Cuarto con cenefas cursis, cortinas cochinas, claraboyas curiosas con claroscuros, cuadros convencionales, catre colosal. Cliente consume cápsulas catapultadoras: cauteloso, colócase condón. Carmiña competente, con certeza, comienza con caricias calentadoras, cabalga cliente —¡cliente contentísimo!—. Cumpliendo cabalmente con contrato, compone Camasutra completo: carretilla, cuna, cabalgata, columpio, cucharita… ¡cuánta cochinada conocida! Cliente campante: cúspide, cumbre, cima, caudal, cascada, cataclismo, culminación, clímax… cansancio. Convulso, ciertamente complacido, cancela Carmiña cien. Cada cual comienza confianzudamente colocándose cucos, calzoncillos, calcetines, camisa, corbata, calzado, cartera, cinturón… Cliente: carro, Carmiña: calle.
¡Catástrofe, compañeros!: condón construido Corea con cero calidad, con cráter contraproducente, capullo con cavidad causa concepción casual. Carmiña concibe criatura. Como condenada, comienza calvario con crianza. Colérica, crispada, contrariada, cede criatura. Comadrona cría Calixto con cariño. Calixto con cutis claro, cabello castaño consonante con cabello Carmiña. Crece: cuatro, cinco. Cuando cinco, cursa colegio. Cotidianidades colegiales: cuadernos, crayones, columpios, cuentos, colombinas… colegial concentrado, comprensivo, colega carismático, colaborador con cada compañero.

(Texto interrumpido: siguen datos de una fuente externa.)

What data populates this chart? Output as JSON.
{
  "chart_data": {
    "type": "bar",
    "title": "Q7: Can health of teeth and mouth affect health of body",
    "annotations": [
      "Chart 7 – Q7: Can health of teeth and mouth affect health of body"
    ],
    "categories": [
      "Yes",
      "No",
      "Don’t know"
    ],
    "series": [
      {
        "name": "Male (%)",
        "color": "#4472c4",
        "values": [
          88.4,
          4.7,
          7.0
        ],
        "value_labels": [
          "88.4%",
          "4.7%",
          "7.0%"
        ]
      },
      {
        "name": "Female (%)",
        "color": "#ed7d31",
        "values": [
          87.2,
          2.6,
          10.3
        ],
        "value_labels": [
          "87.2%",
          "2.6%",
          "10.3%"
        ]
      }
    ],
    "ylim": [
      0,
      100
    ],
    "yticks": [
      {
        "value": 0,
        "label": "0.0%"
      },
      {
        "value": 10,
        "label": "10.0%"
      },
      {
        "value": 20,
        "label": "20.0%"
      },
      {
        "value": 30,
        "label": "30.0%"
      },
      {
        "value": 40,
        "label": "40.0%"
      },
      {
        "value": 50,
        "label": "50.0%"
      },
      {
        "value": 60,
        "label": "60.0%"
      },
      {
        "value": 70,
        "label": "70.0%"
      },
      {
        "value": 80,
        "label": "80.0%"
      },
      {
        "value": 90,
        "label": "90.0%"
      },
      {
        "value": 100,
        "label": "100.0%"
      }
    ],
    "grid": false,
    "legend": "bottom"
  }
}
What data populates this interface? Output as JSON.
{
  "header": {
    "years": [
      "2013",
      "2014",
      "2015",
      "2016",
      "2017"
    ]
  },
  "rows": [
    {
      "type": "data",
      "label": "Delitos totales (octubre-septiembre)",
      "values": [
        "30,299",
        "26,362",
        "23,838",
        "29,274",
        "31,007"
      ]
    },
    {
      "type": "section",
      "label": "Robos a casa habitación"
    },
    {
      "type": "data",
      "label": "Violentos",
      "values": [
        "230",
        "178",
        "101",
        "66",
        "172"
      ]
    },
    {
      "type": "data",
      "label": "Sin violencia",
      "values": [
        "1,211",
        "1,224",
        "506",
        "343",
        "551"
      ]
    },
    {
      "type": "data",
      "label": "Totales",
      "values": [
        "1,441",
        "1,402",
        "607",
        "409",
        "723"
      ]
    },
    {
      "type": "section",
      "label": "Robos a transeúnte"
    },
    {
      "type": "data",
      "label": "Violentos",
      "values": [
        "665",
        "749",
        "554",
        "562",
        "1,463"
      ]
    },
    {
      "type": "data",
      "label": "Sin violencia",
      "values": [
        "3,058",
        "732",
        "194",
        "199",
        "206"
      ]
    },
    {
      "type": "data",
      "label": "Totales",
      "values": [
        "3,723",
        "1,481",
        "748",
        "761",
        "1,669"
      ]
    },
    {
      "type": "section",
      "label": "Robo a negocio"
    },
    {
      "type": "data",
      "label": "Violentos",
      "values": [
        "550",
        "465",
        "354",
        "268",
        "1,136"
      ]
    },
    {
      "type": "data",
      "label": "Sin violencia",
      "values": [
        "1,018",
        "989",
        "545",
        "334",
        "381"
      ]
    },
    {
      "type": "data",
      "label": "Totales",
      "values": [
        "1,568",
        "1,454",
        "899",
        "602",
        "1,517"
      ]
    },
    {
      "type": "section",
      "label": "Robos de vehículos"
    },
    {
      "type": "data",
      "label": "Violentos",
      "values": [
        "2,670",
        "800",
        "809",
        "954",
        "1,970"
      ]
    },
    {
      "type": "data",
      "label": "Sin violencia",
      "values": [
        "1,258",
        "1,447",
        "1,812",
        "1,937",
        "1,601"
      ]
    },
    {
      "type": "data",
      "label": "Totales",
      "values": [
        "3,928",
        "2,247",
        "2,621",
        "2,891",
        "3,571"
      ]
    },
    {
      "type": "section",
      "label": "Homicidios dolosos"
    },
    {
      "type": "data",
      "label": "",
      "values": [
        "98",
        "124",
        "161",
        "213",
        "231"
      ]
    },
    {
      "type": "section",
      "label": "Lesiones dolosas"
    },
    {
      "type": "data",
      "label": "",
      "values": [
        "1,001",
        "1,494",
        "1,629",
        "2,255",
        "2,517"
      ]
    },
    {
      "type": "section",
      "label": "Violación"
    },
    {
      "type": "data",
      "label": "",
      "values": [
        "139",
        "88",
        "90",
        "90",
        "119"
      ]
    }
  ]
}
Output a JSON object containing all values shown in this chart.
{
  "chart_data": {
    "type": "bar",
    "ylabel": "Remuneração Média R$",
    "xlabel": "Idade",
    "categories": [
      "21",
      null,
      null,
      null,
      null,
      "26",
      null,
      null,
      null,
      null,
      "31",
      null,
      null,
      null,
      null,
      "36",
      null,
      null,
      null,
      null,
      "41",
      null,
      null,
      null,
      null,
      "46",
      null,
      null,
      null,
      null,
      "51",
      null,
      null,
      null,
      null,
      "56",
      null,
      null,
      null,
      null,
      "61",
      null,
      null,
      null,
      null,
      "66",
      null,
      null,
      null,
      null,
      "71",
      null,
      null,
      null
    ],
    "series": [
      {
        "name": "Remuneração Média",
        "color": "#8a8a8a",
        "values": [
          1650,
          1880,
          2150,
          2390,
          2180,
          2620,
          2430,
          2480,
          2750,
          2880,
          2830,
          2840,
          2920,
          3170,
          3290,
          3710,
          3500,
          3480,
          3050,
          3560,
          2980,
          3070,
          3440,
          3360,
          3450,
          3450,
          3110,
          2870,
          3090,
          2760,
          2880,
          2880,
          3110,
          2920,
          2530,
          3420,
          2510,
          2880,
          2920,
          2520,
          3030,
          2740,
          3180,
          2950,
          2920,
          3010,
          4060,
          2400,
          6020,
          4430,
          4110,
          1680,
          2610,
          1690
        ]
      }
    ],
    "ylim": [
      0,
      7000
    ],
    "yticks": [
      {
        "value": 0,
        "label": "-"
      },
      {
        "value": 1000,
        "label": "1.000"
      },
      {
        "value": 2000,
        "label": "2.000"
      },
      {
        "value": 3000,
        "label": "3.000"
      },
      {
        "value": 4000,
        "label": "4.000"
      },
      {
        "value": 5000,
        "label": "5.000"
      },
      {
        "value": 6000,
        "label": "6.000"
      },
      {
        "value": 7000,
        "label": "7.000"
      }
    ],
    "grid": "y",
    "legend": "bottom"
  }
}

Cuando cuenta con catorce, conoce Carlota: cuarentona cuidadosamente conservada, ciclista compulsiva, cero cigarrillo, cabello con canas coloreadas, cuerpo celestial comparado con culicagadas. Cuarenta calendarios, calurosos, calientes, ¡candentes! Cuchibarbie coquetona conoció crecimiento Calixto, codició cuerpo, cara, castidad. Cazadora curtida, comienza conquista con comentarios cochinitos, con cuentos calientes, con condiciones cubiertas… Calixto, cándido, come carnada. Comparten cópula. Consumada circunstancia carnal, Carlota confiesa con culpabilidad: “Calixto, conocí Carmiña… ¡compartimos como compañeras!… ¡compinches!”. Calixto consternado: “¿Cómo? Carmiña casquivana, callejera, cuquifloja, culipronta…”. Confundido, consulta clarividente. Cassandra, concentrada, consulta canica cristal: “¡Calamidad celestial! —comenta—: confirmado, concebido casualmente”. Calixto con congoja, considérase cucaracha canequera. Clama confundido, contemplando cielo: ¡Cómo! ¿cómo?, ¡concebido con cliente! ¿Cuál?… ¿constructor? (corroncho con caminado cursi), ¿carnicero? (caricortado con cuchillo), ¿conductor? (cretino con certificado). ¿cura? (cachondo consagrado), ¿contador? (cicatero con consentimiento), ¿canciller? (con carácter corrupto, cínico, convence comunidad con cuentos cañeros), ¿cuentista? (cobarde componiendo cuentos con ce), ¿consejero? (corrector, crítico, curtido con canas)… cualquiera… ¡Caray! ¡Carambolas! ¡Cáspita! ¡Carachas! ¡Carajo!
Consternadísimo, camina cabizbajo. Colapsa. Concluye cruelmente contrato cósmico… consumiendo cianuro. Cementerio Central, Catacumba cuatrocientos.
Cuento continuará… (Casualmente, Carlota carga cigoto).